General Peter van Uhm is the Chief of Defense Staff (CDS) of the Netherlands, which makes him the highest-ranking military officer in that country. He commanded an infantry company of the Dutch UN battalion in Lebanon in 1983, and served with headquarters of SFOR in Bosnia in 2000-2001, as well as overseeing, first as Commander Land Forces and then as Chief of Defense Staff, the Dutch involvement in Afghanistan from 2006 to 2010. The day after his appointment as CDS, his son Dennis, at the time a Dutch army lieutenant, was killed by a roadside IED northwest of Tarin Kowt, Uruzgan province.
http://www.youtube.com/watch?v=gHX5lAslnTcI think some observations do need to made concerning Van Uhm's talk, the first and perhaps foremost of which is that the Weberian
Gewaltmonopol des Staates (
"the state's monopoly on violence") does not preclude private citizens from using violence, e.g. in self-defense, but the state still has the monopoly on ruling whether an instance of private use of violence is legitimate (thus the state still has the authority to investigate, prosecute and try an assault or homicide claimed to be in self-defense).
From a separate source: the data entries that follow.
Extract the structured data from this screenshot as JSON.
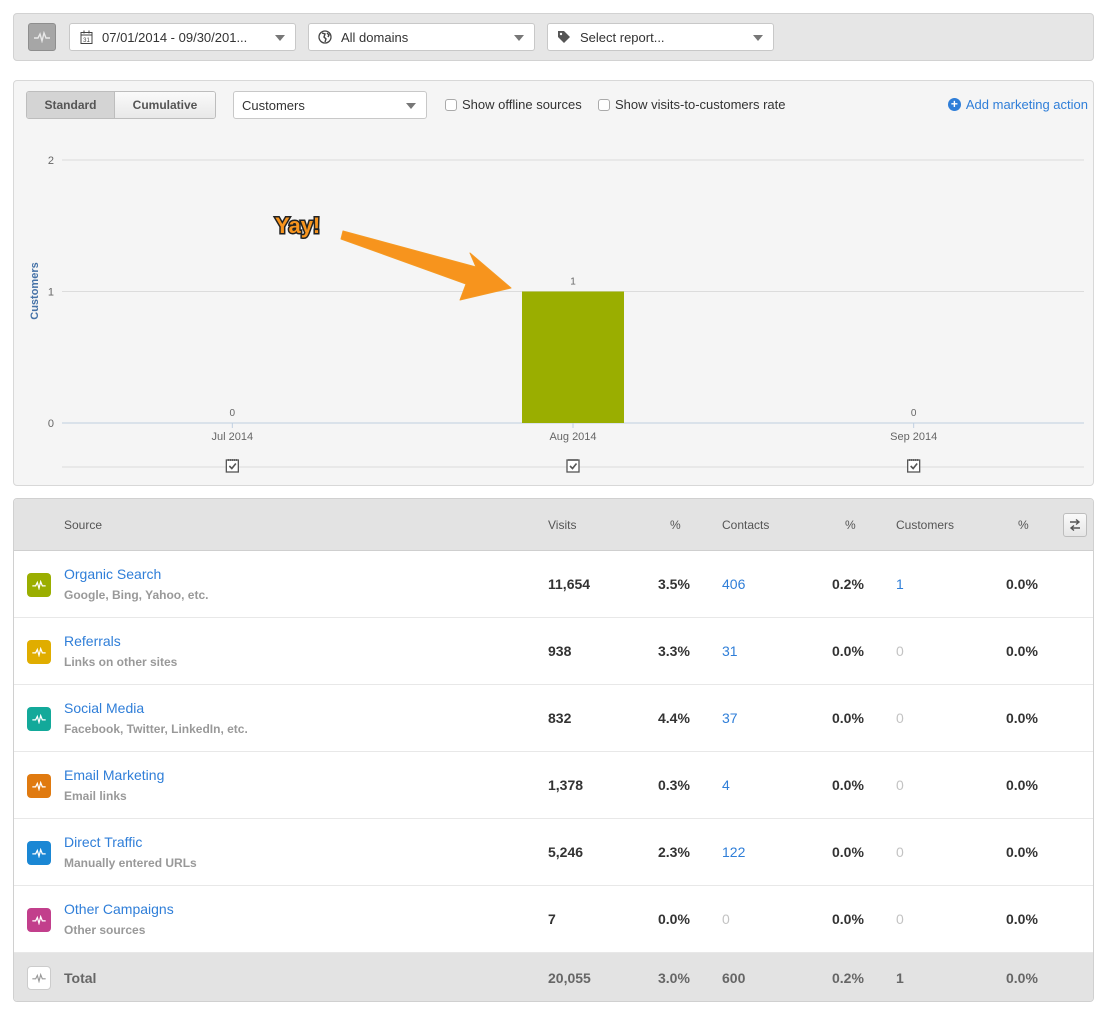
{
  "toolbar": {
    "icon": "sources-pulse-icon",
    "date_range": "07/01/2014 - 09/30/201...",
    "domain": "All domains",
    "report": "Select report..."
  },
  "chart_controls": {
    "view_modes": [
      {
        "label": "Standard",
        "active": true
      },
      {
        "label": "Cumulative",
        "active": false
      }
    ],
    "metric": "Customers",
    "show_offline_sources": {
      "label": "Show offline sources",
      "checked": false
    },
    "show_rate": {
      "label": "Show visits-to-customers rate",
      "checked": false
    },
    "add_action": "Add marketing action"
  },
  "annotation": {
    "text": "Yay!",
    "color": "#f7941d"
  },
  "chart_data": {
    "type": "bar",
    "title": "",
    "xlabel": "",
    "ylabel": "Customers",
    "categories": [
      "Jul 2014",
      "Aug 2014",
      "Sep 2014"
    ],
    "values": [
      0,
      1,
      0
    ],
    "ylim": [
      0,
      2
    ],
    "yticks": [
      0,
      1,
      2
    ],
    "grid": true,
    "bar_color": "#9aae00",
    "legend": "none"
  },
  "table": {
    "headers": {
      "source": "Source",
      "visits": "Visits",
      "visits_pct": "%",
      "contacts": "Contacts",
      "contacts_pct": "%",
      "customers": "Customers",
      "customers_pct": "%"
    },
    "rows": [
      {
        "name": "Organic Search",
        "sub": "Google, Bing, Yahoo, etc.",
        "color": "#9aae00",
        "visits": "11,654",
        "visits_pct": "3.5%",
        "contacts": "406",
        "contacts_pct": "0.2%",
        "customers": "1",
        "customers_pct": "0.0%"
      },
      {
        "name": "Referrals",
        "sub": "Links on other sites",
        "color": "#e0ad00",
        "visits": "938",
        "visits_pct": "3.3%",
        "contacts": "31",
        "contacts_pct": "0.0%",
        "customers": "0",
        "customers_pct": "0.0%"
      },
      {
        "name": "Social Media",
        "sub": "Facebook, Twitter, LinkedIn, etc.",
        "color": "#13a99a",
        "visits": "832",
        "visits_pct": "4.4%",
        "contacts": "37",
        "contacts_pct": "0.0%",
        "customers": "0",
        "customers_pct": "0.0%"
      },
      {
        "name": "Email Marketing",
        "sub": "Email links",
        "color": "#e07a10",
        "visits": "1,378",
        "visits_pct": "0.3%",
        "contacts": "4",
        "contacts_pct": "0.0%",
        "customers": "0",
        "customers_pct": "0.0%"
      },
      {
        "name": "Direct Traffic",
        "sub": "Manually entered URLs",
        "color": "#1a87d4",
        "visits": "5,246",
        "visits_pct": "2.3%",
        "contacts": "122",
        "contacts_pct": "0.0%",
        "customers": "0",
        "customers_pct": "0.0%"
      },
      {
        "name": "Other Campaigns",
        "sub": "Other sources",
        "color": "#c23f8c",
        "visits": "7",
        "visits_pct": "0.0%",
        "contacts": "0",
        "contacts_pct": "0.0%",
        "customers": "0",
        "customers_pct": "0.0%"
      }
    ],
    "total": {
      "name": "Total",
      "visits": "20,055",
      "visits_pct": "3.0%",
      "contacts": "600",
      "contacts_pct": "0.2%",
      "customers": "1",
      "customers_pct": "0.0%"
    }
  }
}
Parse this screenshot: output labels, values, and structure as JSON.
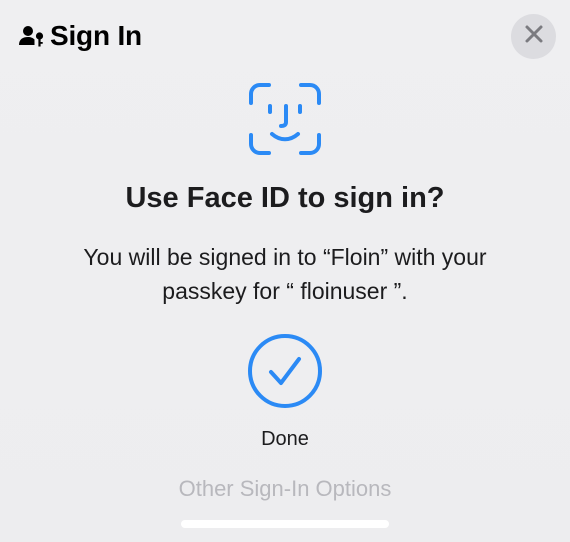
{
  "header": {
    "title": "Sign In",
    "icon": "person-key-icon"
  },
  "close": {
    "icon": "close-icon"
  },
  "faceid": {
    "icon": "face-id-icon",
    "color": "#2b8af5"
  },
  "dialog": {
    "headline": "Use Face ID to sign in?",
    "message": "You will be signed in to “Floin” with your passkey for “ floinuser ”."
  },
  "status": {
    "icon": "checkmark-circle-icon",
    "color": "#2b8af5",
    "label": "Done"
  },
  "footer": {
    "other_options_label": "Other Sign-In Options"
  }
}
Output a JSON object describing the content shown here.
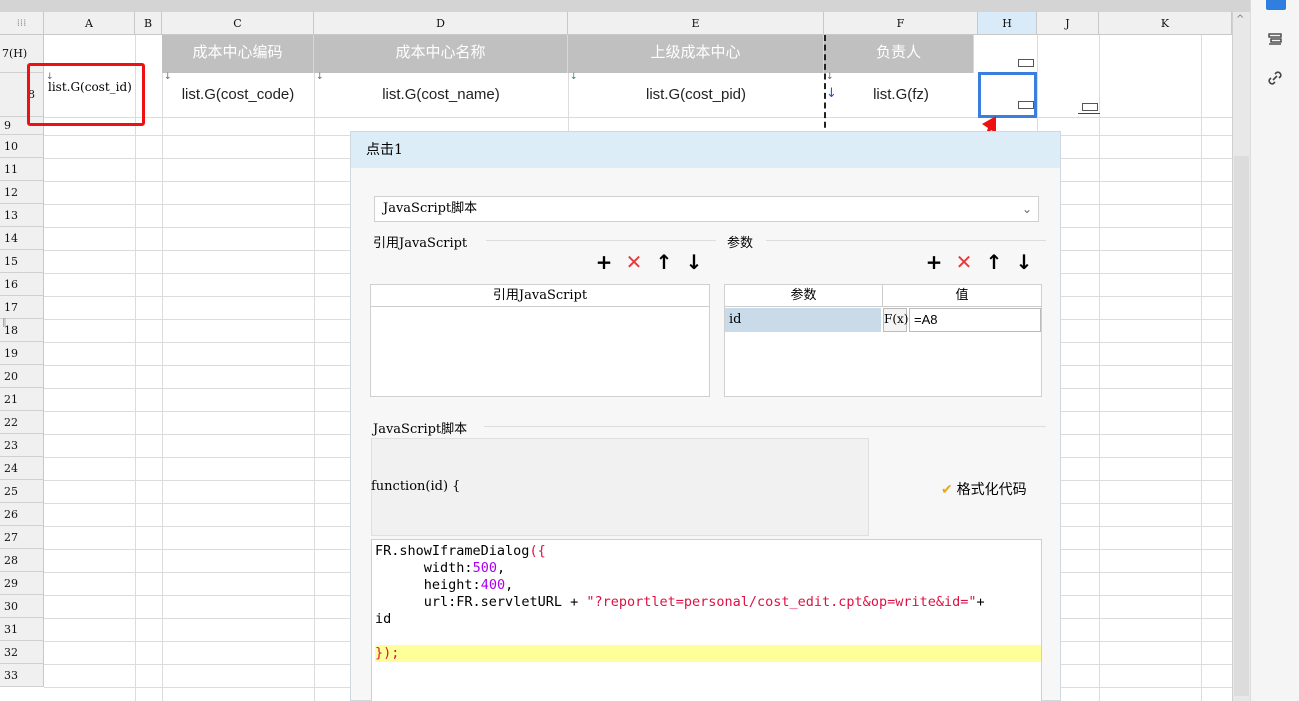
{
  "columns": [
    {
      "label": "A",
      "selected": false
    },
    {
      "label": "B",
      "selected": false
    },
    {
      "label": "C",
      "selected": false
    },
    {
      "label": "D",
      "selected": false
    },
    {
      "label": "E",
      "selected": false
    },
    {
      "label": "F",
      "selected": false
    },
    {
      "label": "H",
      "selected": true
    },
    {
      "label": "J",
      "selected": false
    },
    {
      "label": "K",
      "selected": false
    }
  ],
  "rows": [
    "7(H)",
    "8",
    "9",
    "10",
    "11",
    "12",
    "13",
    "14",
    "15",
    "16",
    "17",
    "18",
    "19",
    "20",
    "21",
    "22",
    "23",
    "24",
    "25",
    "26",
    "27",
    "28",
    "29",
    "30",
    "31",
    "32",
    "33"
  ],
  "header_cells": [
    "成本中心编码",
    "成本中心名称",
    "上级成本中心",
    "负责人"
  ],
  "data_cells": {
    "a8": "list.G(cost_id)",
    "c8": "list.G(cost_code)",
    "d8": "list.G(cost_name)",
    "e8": "list.G(cost_pid)",
    "f8": "list.G(fz)"
  },
  "dialog": {
    "title": "点击1",
    "type_select": "JavaScript脚本",
    "ref_section": "引用JavaScript",
    "ref_column": "引用JavaScript",
    "param_section": "参数",
    "param_columns": [
      "参数",
      "值"
    ],
    "params": [
      {
        "name": "id",
        "value": "=A8"
      }
    ],
    "script_section": "JavaScript脚本",
    "function_signature": "function(id) {",
    "format_button": "格式化代码",
    "code": {
      "l1": "FR.showIframeDialog",
      "l1b": "({",
      "l2": "width:",
      "l2n": "500",
      "l3": "height:",
      "l3n": "400",
      "l4": "url:FR.servletURL + ",
      "l4s": "\"?reportlet=personal/cost_edit.cpt&op=write&id=\"",
      "l4e": "+",
      "l5": "id",
      "l7": "});"
    }
  },
  "colors": {
    "accent": "#3a7fdd",
    "highlight": "#ee1111",
    "header_gray": "#c0c0c0"
  }
}
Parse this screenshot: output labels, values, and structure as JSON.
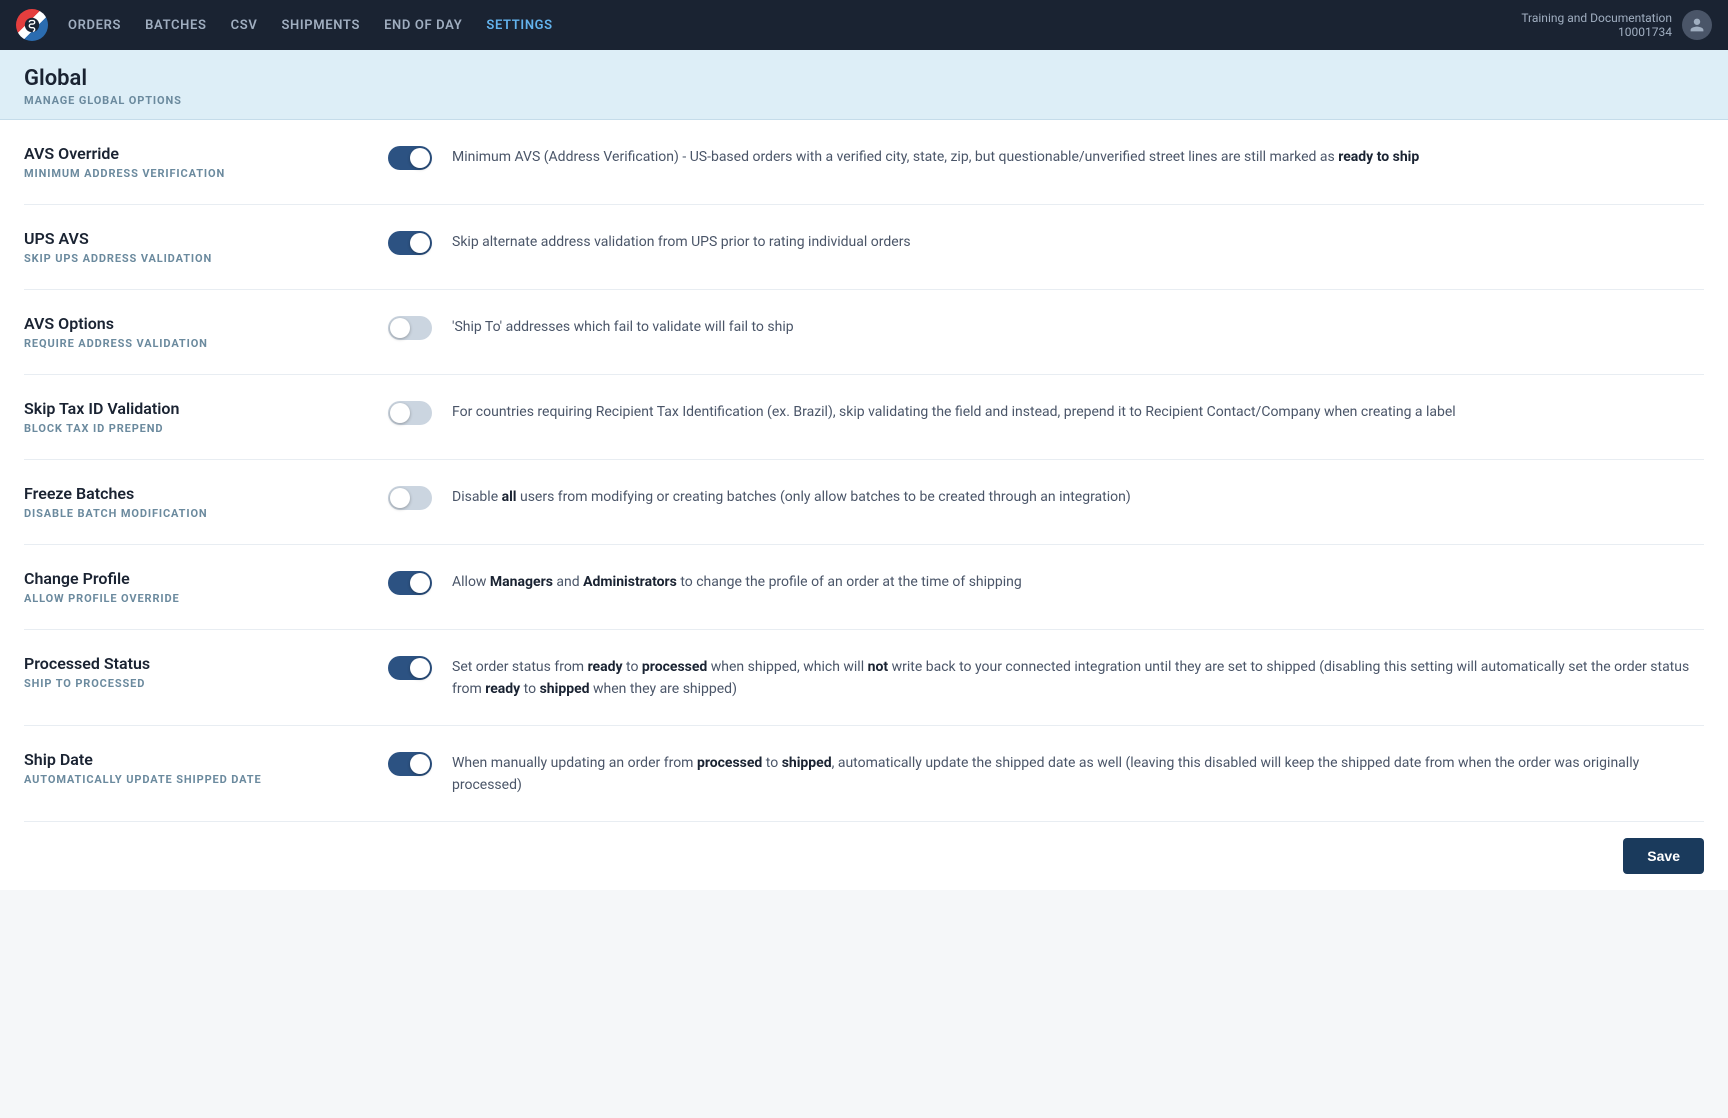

Furthermore, for over 80% of those 500 years of declining murder rates, private ownership of firearms was for all practical purposes unrestricted. Hence, a firearm need not necessarily be in the hands of an agent of the state to be interposed between those who would do harm and those upon whom harm would be visited.
I'm not entirely certain what lessons I'm prepared to draw from Van Uhm's talk, but I thought I'd share because it is thought-provoking.